I remember a time when…
…being able to tell people that I have owned a Nintendo Wii since midnight November 19, 2007 – the moment the Wii was released – was a legitimate bragging right.
I’m a member of Nintendo’s hardcore fan base – a group that is well-known for its loyalty and enthusiasm to the entire gaming community – and I’m pissed off. In times like these, when Nintendo’s focus is more on getting Grandma and Grandpa to buy gifts for their legions of fake neighbors in Animal Crossing: City Folk, I’m enraged by the lack of quality gaming Nintendo is developing for its fans.
The hardcore fan base doesn’t care about what color ponies you can raise in the next Barbie: Horse Adventures game or jump for joy over the release of Wii Olympics – we want the next Zelda or Metroid game to come out, dazzle us, and keep us happy and entertained until the next game in the series comes to the market. Nintendo’s roster of 2009 games and attitude towards its fans, however, seem to indicate that they no longer give a damn.
After the debut of Microsoft’s Xbox 360, the other two leading developers released their systems. It has been little over a year since the Wii’s release, and Satoru Iwata, Nintendo’s president, revealed in an interview with German website Spiegel Online that if the Wii had not been successful, he would have had to start looking for another job. Roughly translated, “I was lucky everything worked so quickly.”
However, the Wii is successful; financially, it is the most successful video game console ever released, far outselling its competitors.

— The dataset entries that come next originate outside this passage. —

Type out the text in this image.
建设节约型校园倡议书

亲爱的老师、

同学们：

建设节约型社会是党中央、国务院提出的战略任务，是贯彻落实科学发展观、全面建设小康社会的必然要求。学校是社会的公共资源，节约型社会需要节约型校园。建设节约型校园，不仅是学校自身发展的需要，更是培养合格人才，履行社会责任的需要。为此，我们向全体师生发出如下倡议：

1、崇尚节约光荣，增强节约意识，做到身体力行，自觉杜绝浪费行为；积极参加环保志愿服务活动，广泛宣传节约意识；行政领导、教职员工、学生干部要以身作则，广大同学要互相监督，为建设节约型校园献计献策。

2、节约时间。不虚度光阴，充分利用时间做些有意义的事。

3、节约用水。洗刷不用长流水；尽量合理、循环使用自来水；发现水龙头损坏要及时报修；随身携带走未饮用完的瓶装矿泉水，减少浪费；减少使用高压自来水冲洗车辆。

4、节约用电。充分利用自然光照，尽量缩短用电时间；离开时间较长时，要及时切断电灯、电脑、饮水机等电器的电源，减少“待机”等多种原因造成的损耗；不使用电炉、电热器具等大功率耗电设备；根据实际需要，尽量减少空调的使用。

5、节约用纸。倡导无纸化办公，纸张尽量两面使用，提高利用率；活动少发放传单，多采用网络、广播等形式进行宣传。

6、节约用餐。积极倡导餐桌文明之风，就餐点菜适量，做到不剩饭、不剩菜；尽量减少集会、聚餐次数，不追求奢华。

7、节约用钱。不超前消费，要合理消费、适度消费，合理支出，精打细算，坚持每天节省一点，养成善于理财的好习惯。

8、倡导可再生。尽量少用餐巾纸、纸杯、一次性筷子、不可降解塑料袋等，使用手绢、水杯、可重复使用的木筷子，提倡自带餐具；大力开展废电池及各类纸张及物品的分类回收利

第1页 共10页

However, the system’s success has also changed Nintendo’s view on how to succeed in the industry. Their attitude seems to have become ‘less is more’ as they embrace the ‘anyone can play’ demographic, and the attitude is crushing the faith of diehard Nintendo fans – a group that defines the words loyalty and dedication.
Lately, Nintendo’s selection of Wii games (at least 60% of which are marketed towards non-gamers) is almost entirely unappealing to hardcore and casual gamers. While developers can make easy money by turning out Wii games catering to ‘everybody’ these games are typically unfulfilling. Don’t get me wrong, I enjoy Wii Sports, but when a hardcore gamer gets to the point where they can’t get much better at a game, the game gets boring unless it has something called replay value – the ability to stay fresh and entertaining despite the fact that you’ve beat it a hundred times. To a console gamer, this is usually the deciding factor in buying a game.
After the release of Super Smash Bros. Brawl, Nintendo has practically stopped releasing games of quality, while other consoles continue to produce blockbuster games like Silent Hill 5 and Bioshock. In the age of next-gen consoles, the Wii is not nearly as mechanically powerful as either of its opponents, yet greatly outsells them because it is at least $100 cheaper and comes with the game that most buyers want: Wii Sports. Another $100 will get them Wii Fit and the Wii Balance Board, which is an exercise routine instead of an actual game. After various daytime talk shows like Ellen and Oprah discovered that Wii Fit helps lose weight and get in shape, the Wii’s popularity craze grew. People of any age were then encouraged to purchase the system, because having a personal fitness trainer for $100 that you can actually enjoy in the comfort of your own home is much better than taking your stress to the gym.
It is a system that has brought gaming to people that would never have touched it before, but at what cost to Nintendo’s loyal fan base? While games like Metal Gear Solid 4 have kept the majority of the gaming community entertained, gamers that own only a Wii suffer silently. To them, the Nintendo that they once mutually knew and loved has sold them out in order to turn a profit.
Early on in the Wii’s development, Nintendo decided to get more third-party developers involved with its roster of launch titles. Because Nintendo takes too much time to produce games that fans appreciate, they lose business from that group. Some third-party developers often have good game ideas that would work perfectly on the Wii, but don’t pursue them. In late 2007, a survival-horror game with a 1920’s black-and-white gothic horror film feeling named Sadness was supposed to be released exclusively for Wii by January 2009. Upon seeing the trailer for the game, looking at some of the concept art, and listening to some of the game music that was on Sadness’ website, I was definitely looking forward to it.
The true sadness came when news came out that its developer gave up on it to focus on other games, although luckily it was recently finished by a new developer and is expected to be released in late March. Winter, another revolutionary survival-horror Wii-only title, was terminated because the developer decided that a mature, adult game would not work on “a console made for kids and old people.”
It can be easy to lose sight of what you enjoy in recreational video games when companies start to care less about customer satisfaction and more about financial gain. What we must remember to do is to never lose our love for the hobby simply because the situation is bleak. One day, Nintendo might embrace its true fans again. But until that day comes, I’m sticking with Mega Man emulators.